The tubing section had all sorts of attachments for these tubes, one of them being an insert to attach these tubes together. It fits perfectly in the roof jack pipe and the tubing, connecting them together.

Then I duct taped the heck out of the whole thing the keep it together and help keep the steam from leaking out.

Here you can see the kettle on the stove with the roof jack covering it. The black flexible tubing is attached to the roof jack with duct tape.

From the stove the tubing lays on a plank supported with a ladder.

Ah, look at it steam!

I went back to the store and got this cap that has a couple of holes drilled in it to try to keep more steam in the tube

In this shot you can see the 1/4” x 2” lumber inside getting steamed.
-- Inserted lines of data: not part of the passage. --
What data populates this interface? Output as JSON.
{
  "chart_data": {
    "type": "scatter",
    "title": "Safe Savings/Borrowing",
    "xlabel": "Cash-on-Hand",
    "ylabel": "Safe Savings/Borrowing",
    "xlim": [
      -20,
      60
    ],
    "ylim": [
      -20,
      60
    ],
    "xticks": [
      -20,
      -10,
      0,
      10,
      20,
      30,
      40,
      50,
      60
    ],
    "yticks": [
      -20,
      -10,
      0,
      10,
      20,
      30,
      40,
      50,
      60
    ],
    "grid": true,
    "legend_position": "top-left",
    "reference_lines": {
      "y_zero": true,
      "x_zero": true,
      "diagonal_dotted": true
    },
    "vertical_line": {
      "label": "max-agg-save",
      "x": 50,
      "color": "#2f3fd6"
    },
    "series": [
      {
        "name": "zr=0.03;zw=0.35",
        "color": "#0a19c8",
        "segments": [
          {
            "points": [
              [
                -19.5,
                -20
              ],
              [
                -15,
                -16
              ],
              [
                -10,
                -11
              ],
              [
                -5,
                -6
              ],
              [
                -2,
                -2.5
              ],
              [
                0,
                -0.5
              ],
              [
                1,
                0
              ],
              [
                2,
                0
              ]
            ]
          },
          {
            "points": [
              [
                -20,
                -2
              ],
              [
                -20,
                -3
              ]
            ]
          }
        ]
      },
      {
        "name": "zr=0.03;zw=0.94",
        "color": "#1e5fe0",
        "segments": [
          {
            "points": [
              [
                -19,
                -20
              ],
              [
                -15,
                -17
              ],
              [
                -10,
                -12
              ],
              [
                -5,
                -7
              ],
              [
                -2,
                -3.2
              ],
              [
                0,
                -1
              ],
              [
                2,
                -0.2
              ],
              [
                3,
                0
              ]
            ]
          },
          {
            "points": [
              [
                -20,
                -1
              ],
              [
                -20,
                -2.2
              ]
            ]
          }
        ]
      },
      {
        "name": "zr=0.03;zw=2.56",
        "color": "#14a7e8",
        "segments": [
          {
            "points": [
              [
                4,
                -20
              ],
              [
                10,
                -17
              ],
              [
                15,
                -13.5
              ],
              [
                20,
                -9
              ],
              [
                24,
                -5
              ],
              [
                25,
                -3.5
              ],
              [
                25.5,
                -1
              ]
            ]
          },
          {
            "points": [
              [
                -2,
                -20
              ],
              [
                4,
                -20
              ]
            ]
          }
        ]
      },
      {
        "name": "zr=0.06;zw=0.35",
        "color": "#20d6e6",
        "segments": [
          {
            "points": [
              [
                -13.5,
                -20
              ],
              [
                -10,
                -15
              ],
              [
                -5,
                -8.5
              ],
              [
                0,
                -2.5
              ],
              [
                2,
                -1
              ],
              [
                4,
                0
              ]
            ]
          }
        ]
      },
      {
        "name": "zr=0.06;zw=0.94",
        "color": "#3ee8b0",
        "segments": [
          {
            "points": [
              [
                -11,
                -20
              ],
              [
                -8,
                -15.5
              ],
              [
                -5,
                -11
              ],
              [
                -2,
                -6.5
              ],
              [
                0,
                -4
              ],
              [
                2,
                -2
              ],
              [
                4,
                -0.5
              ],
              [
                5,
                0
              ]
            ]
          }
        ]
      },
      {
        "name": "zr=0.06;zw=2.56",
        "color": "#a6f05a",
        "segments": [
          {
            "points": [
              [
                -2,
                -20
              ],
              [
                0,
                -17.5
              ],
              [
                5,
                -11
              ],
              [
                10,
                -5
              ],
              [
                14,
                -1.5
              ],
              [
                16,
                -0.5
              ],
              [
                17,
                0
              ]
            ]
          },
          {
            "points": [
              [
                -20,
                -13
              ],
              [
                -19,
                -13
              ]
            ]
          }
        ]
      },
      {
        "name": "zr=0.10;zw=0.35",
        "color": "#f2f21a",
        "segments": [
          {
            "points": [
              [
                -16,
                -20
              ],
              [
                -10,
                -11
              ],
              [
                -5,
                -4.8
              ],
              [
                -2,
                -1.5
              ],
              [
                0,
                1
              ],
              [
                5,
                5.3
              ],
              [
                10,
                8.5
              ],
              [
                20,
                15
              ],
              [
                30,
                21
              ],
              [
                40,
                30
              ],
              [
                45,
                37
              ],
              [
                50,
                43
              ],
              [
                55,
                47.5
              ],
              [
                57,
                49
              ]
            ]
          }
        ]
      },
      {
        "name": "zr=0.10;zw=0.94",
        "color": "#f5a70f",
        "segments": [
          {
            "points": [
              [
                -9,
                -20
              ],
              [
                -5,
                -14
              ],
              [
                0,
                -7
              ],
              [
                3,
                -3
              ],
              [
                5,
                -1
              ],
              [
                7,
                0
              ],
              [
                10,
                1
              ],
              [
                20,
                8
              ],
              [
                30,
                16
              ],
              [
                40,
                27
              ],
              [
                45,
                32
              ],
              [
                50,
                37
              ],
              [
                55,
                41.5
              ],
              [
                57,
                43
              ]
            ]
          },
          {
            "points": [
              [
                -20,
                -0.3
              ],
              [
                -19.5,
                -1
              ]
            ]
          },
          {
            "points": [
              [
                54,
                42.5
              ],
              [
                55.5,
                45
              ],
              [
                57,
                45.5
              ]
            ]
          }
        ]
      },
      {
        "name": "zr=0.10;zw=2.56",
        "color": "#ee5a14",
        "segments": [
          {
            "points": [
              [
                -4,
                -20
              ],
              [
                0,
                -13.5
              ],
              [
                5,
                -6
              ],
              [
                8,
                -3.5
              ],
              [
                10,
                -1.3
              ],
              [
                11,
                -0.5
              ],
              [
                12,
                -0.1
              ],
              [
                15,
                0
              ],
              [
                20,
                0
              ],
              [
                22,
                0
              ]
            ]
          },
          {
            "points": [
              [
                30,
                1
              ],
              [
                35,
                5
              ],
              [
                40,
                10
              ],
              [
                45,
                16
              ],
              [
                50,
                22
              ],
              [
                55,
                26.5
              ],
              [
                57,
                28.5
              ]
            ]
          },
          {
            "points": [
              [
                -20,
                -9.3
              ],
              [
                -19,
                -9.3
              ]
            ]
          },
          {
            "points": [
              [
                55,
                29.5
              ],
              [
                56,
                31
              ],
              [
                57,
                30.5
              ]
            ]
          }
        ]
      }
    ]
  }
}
The rule of thumb is about 20 minutes steaming per 1” thickness, but I ended up steaming them for a lot longer.

Next comes time to actually bend the wood, keep your fingers crossed! Yessir! Keep your fingers crossed!

Sunday, November 04, 2007

Display case frame

Oh what I wouldn’t give for a good basement! But, alas, basements are next to nonexistent in California. So, my layout currently resides in our dining room at the moment. And in an effort to keep our home looking nice, enclosing the layout in an attractive display case would be a good thing. A very good thing I think, how many homes have you ever walked into that instead of having a nice cityscape painting hanging on the wall, had an actual three dimensional miniature city with its lights twinkling away into the night? Personally, I think that would be way cool. The frame is now built. I used 1 ½” x ¾” and 2 ½ x ¾” to construct the four corner posts. A 2 ½” x ¾” connect two of the posts at the top to create a side assembly. And another matching side assembly is built in the same manner for the opposite side. These two sides are connected together with two more 2 ½” x ¾” using lag bolts and wing nuts to allow the unit to be broken down for transport.

Next comes building the clearstory roof which will require something I have never done before; bending wood around the corners. Yessir! Bending wood!